ECHO: Secrets of the Lost Cavern
First posted on 10 April 2010. Last updated on 10 April 2010.
Echo: Secrets of the Lost Cavern (also known as Secret of the Lost Cavern) is a point-and-click adventure game released in 2005 by Kheops Studio. The game offers an original premise, interesting scenarios, pretty graphics, clever puzzles, and plenty of real-life history. Overall, I recommend this game without hesitation to any adventure gamer who loves ancient history and first-person adventuring.
The game puts the player in the role of a young cave dweller named Arok, who has become trapped in a cave by a vicious saber tooth tiger. After discovering and recognizing some paintings in the cave, Arok decides to seek out the paintings' artist Klem and become a painter himself. Along the way, Arok will learn about the spiritual nature of cave painting as well as other ancient handicrafts such as the art of making stone tools. The game supplements the historical material with a small encyclopedia whose pages fill in as Arok progresses in the game. This information provides context to much of the back-story and is quite educational in itself. The game is set in the Paleolithic period, commonly known as the "old stone age". Humanity has not yet established its dominance over other animals, and a major part of day to day life is focused on survival. However, the game portrays Paleolithic people (Cro-Magnon) as eminently resourceful and intelligent, capable of making sophisticated tools and even more sophisticated art.
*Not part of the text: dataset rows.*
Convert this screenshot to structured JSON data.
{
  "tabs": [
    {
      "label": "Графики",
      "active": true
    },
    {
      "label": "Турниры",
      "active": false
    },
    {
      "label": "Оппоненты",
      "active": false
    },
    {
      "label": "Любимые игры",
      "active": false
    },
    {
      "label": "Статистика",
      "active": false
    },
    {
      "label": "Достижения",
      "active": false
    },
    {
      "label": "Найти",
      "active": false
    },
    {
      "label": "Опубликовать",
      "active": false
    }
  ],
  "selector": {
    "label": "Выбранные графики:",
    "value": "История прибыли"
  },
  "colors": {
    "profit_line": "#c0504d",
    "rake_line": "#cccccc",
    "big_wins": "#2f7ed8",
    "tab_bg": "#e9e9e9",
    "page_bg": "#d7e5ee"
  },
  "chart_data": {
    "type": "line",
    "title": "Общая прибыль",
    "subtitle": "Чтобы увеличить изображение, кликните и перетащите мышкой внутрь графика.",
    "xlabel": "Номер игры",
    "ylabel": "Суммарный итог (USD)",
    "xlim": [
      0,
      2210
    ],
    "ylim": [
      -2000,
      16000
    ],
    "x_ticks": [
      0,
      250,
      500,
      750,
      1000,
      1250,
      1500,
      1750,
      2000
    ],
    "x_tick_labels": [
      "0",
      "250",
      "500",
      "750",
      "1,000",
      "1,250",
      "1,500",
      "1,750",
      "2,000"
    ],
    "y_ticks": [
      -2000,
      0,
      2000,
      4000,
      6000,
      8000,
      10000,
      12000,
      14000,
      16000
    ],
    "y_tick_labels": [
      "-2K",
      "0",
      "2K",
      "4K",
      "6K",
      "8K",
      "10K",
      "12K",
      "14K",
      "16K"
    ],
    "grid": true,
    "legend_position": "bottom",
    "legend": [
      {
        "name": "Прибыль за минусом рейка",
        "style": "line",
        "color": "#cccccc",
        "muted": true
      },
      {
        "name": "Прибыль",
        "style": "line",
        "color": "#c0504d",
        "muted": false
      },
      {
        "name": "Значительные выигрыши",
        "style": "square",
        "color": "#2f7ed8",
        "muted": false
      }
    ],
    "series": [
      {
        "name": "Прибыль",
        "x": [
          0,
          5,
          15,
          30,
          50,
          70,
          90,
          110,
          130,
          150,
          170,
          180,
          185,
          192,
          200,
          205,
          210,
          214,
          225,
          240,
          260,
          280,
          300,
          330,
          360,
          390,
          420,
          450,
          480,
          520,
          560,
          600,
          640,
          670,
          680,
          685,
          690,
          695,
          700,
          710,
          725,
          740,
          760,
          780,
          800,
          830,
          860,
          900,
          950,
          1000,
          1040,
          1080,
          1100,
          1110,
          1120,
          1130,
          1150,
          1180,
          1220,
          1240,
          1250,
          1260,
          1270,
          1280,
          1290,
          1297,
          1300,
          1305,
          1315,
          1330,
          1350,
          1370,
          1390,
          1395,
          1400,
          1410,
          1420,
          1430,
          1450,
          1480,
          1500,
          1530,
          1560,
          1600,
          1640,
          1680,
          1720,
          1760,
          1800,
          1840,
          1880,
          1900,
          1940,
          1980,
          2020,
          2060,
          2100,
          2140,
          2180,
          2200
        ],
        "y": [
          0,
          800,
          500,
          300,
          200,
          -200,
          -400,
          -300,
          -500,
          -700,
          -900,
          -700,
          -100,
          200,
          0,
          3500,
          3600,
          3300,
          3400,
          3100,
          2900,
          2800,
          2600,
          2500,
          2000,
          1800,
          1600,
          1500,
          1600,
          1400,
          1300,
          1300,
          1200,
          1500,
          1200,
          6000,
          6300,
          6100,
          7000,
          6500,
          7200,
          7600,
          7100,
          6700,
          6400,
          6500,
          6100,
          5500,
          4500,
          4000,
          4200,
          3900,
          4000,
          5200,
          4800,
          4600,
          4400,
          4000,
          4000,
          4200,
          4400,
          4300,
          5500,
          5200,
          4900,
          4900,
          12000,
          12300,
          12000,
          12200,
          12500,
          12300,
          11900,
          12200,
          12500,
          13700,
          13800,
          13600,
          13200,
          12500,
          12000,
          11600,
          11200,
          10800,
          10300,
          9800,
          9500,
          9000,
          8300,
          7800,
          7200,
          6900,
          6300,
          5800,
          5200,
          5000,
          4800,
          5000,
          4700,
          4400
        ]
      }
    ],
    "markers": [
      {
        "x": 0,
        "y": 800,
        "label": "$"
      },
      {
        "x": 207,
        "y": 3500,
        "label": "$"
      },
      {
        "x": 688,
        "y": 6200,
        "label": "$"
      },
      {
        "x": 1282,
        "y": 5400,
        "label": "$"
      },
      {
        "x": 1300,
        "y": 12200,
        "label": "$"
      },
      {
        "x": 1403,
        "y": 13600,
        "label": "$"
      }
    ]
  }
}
In the game, Arok will meet a trio of companions or travelers as he makes his way through the wilderness. These people help Arok by giving him objects, teaching him crafts, or offering him insights into cave painting. The voice acting is good, though you may be surprised by how well educated and eloquent these cave dwellers sound in this game—they are not the stereotypical cavemen! Dialog options are very basic: you simply click all available options to get information or progress in the game. The characters remind me of museum curators dressed up in costumes, though it is still fun to meet them and hear what they have to say. It is also fun to think about what life must have been like for Arok and his people.
The game's production values are quite good, with detailed graphics and smooth animation. The music features many period instruments and fits the game perfectly. The interface is simple and intuitive: simply click where you want to go (the mouse pointer changes depending on what action can be performed at a given location). The only downside is that all the panning around can be quite disorienting, though not enough to impact the gameplay. Saving and restoring games is a snap.
The game's puzzles fall into 2 major types: object manipulation and logic puzzles. Most of the challenge comes from carefully scanning each area to find small objects, such as bits of string, plants, or rocks, that are needed for the various puzzles. It is usually easy to tell which objects can be manipulated and which are purely decorative. These puzzles are fun, but not nearly as original as those puzzles based on the cave paintings. For those puzzles, Arok has to figure out how to interact with several paintings sprinkled throughout the game, which magically come alive when he discovers their secret. The paintings are more than just decorations, as they control spirits whose help Arok must secure to win the game. The only difficult puzzle in the game is a timed puzzle, which is made more difficult if you do not realize initially that it is time based. The rest of the puzzles are readily solvable, though some require careful notes and deductive reasoning.
Overall, Echo: Secrets of the Lost Cavern is a great game that is bound to please fans of first-person adventures. This is particularly true if you enjoy games that teach as well as entertain. In fact, I can easily see this game being sold by museums of ancient history or played in schools. However, do not be turned away by the game's potential educational values—they are mostly optional and only there for those who desire to learn.